We know that if $\nabla f(x_0) = 0$ and $\nabla^2f(x_0) \succ0$ (positive definite) then $x_0$ is the local minima.
So, prove that if $\nabla f(x_0) = 0$ and $\nabla^2f(x_0) \succeq 0$ then $x_0$ couldn't be the local minimum. If possible, don't use counterexamples, but really a proof.
I'm going to give you some examples.
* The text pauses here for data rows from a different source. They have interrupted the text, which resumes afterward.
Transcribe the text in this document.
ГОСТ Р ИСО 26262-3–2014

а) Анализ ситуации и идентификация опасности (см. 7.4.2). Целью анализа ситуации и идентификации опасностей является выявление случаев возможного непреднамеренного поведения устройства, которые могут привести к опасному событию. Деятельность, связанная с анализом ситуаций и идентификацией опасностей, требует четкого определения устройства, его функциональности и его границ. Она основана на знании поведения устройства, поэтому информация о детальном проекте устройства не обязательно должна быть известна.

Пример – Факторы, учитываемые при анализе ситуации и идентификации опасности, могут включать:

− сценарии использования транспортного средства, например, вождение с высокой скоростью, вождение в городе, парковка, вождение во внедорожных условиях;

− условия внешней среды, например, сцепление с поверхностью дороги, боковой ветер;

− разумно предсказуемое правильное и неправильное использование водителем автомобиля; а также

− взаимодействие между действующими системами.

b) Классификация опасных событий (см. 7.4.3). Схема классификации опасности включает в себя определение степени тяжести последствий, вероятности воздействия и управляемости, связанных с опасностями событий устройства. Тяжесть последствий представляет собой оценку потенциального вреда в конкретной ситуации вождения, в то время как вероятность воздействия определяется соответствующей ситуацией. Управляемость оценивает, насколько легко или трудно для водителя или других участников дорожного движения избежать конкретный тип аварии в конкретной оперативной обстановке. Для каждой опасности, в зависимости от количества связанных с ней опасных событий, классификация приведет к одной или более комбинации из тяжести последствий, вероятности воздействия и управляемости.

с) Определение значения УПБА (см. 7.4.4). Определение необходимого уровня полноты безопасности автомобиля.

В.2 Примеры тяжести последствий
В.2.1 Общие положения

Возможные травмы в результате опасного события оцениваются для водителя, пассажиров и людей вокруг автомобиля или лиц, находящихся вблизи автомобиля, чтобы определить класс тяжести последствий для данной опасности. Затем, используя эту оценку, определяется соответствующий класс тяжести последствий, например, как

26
You can decide if they answer your proof or not.
Take $f(x, y) = x^2 + y^2$. Then $\nabla f(0, 0) = (0, 0)$, and $$\nabla^2 f(0, 0)=\begin{pmatrix} 2 & 0 \\ 0 & 2 \end{pmatrix} \succeq 0.$$ The fact that the matrix is positive definite means that it's also positive semi-definite. Note that $(0, 0)$ is a local (and in fact, global) minimum.
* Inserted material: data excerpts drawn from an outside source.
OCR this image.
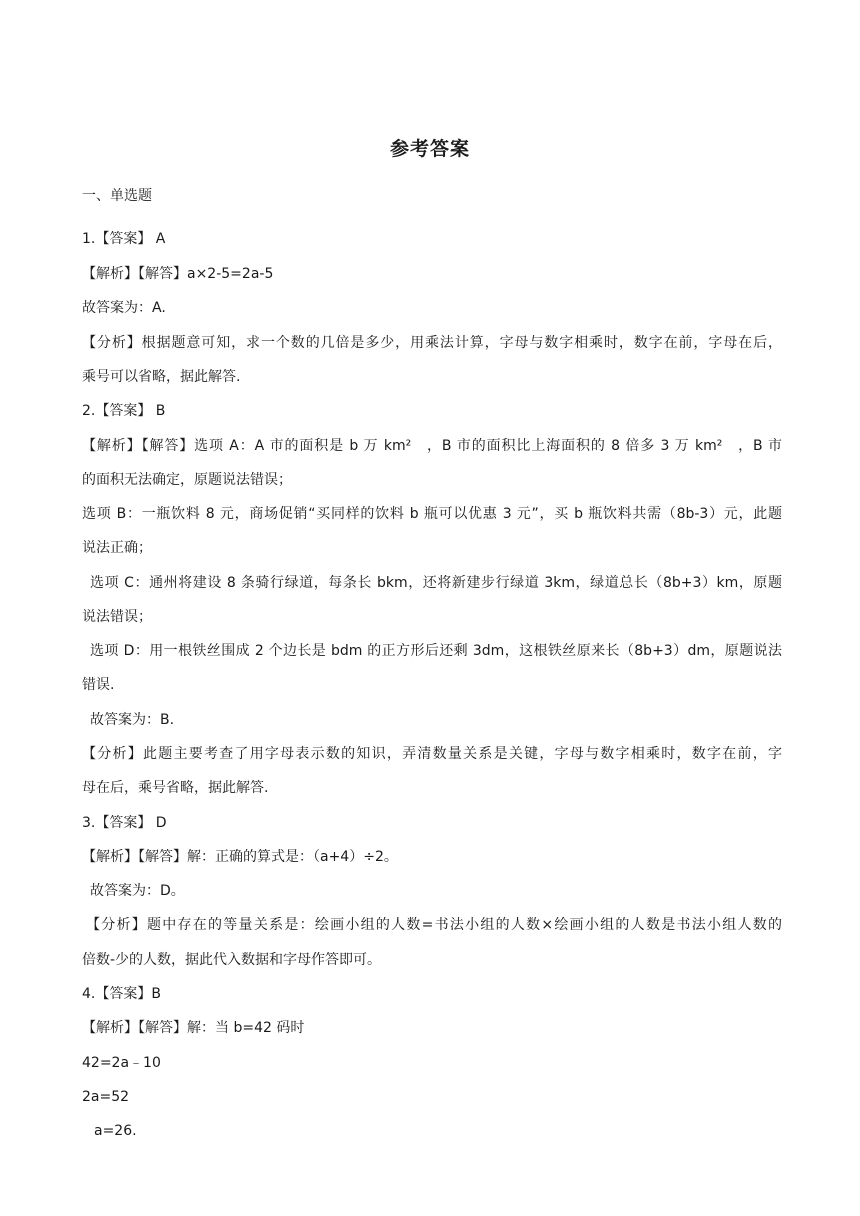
参考答案
一、单选题
1.【答案】 A
【解析】【解答】a×2-5=2a-5
故答案为：A.
【分析】根据题意可知，求一个数的几倍是多少，用乘法计算，字母与数字相乘时，数字在前，字母在后，
乘号可以省略，据此解答.
2.【答案】 B
【解析】【解答】选项 A：A 市的面积是 b 万 km²　，B 市的面积比上海面积的 8 倍多 3 万 km²　，B 市
的面积无法确定，原题说法错误；
选项 B：一瓶饮料 8 元，商场促销“买同样的饮料 b 瓶可以优惠 3 元”，买 b 瓶饮料共需（8b-3）元，此题
说法正确；
选项 C：通州将建设 8 条骑行绿道，每条长 bkm，还将新建步行绿道 3km，绿道总长（8b+3）km，原题
说法错误；
选项 D：用一根铁丝围成 2 个边长是 bdm 的正方形后还剩 3dm，这根铁丝原来长（8b+3）dm，原题说法
错误.
故答案为：B.
【分析】此题主要考查了用字母表示数的知识，弄清数量关系是关键，字母与数字相乘时，数字在前，字
母在后，乘号省略，据此解答.
3.【答案】 D
【解析】【解答】解：正确的算式是：（a+4）÷2。
故答案为：D。
【分析】题中存在的等量关系是：绘画小组的人数=书法小组的人数×绘画小组的人数是书法小组人数的
倍数-少的人数，据此代入数据和字母作答即可。
4.【答案】B
【解析】【解答】解：当 b=42 码时
42=2a﹣10
2a=52
a=26.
Take $g(x, y) = x^2$. Then $\nabla g(0, 0) = (0, 0)$, and $$\nabla^2 g(0, 0)=\begin{pmatrix} 2 & 0 \\ 0 & 0 \end{pmatrix} \succeq 0.$$ Note that $0$ is the minimal value of $g$, making $(0, 0)$ a local (and global) minimum. However, this minimum is achieved all along the line $x = 0$, e.g. at $(0, 1)$ as well.
Take $h(x, y) = x^2 + y^4$. Then $\nabla h (0, 0) = (0, 0)$, and $$\nabla^2 h(0, 0)=\begin{pmatrix} 2 & 0 \\ 0 & 0 \end{pmatrix} \succeq 0.$$ Again, we have a global minimum at $(x, y) = (0, 0)$, and this time it's unique. However, the Hessian was only positive semi-definite.
Finally, take $k(x, y) = x^2 - y^4$. Then $\nabla k(0, 0) = (0, 0)$, and $$\nabla^2 k(0, 0)=\begin{pmatrix} 2 & 0 \\ 0 & 0 \end{pmatrix} \succeq 0.$$ This time, we have positive semi-definiteness in the Hessian, but no local minimum.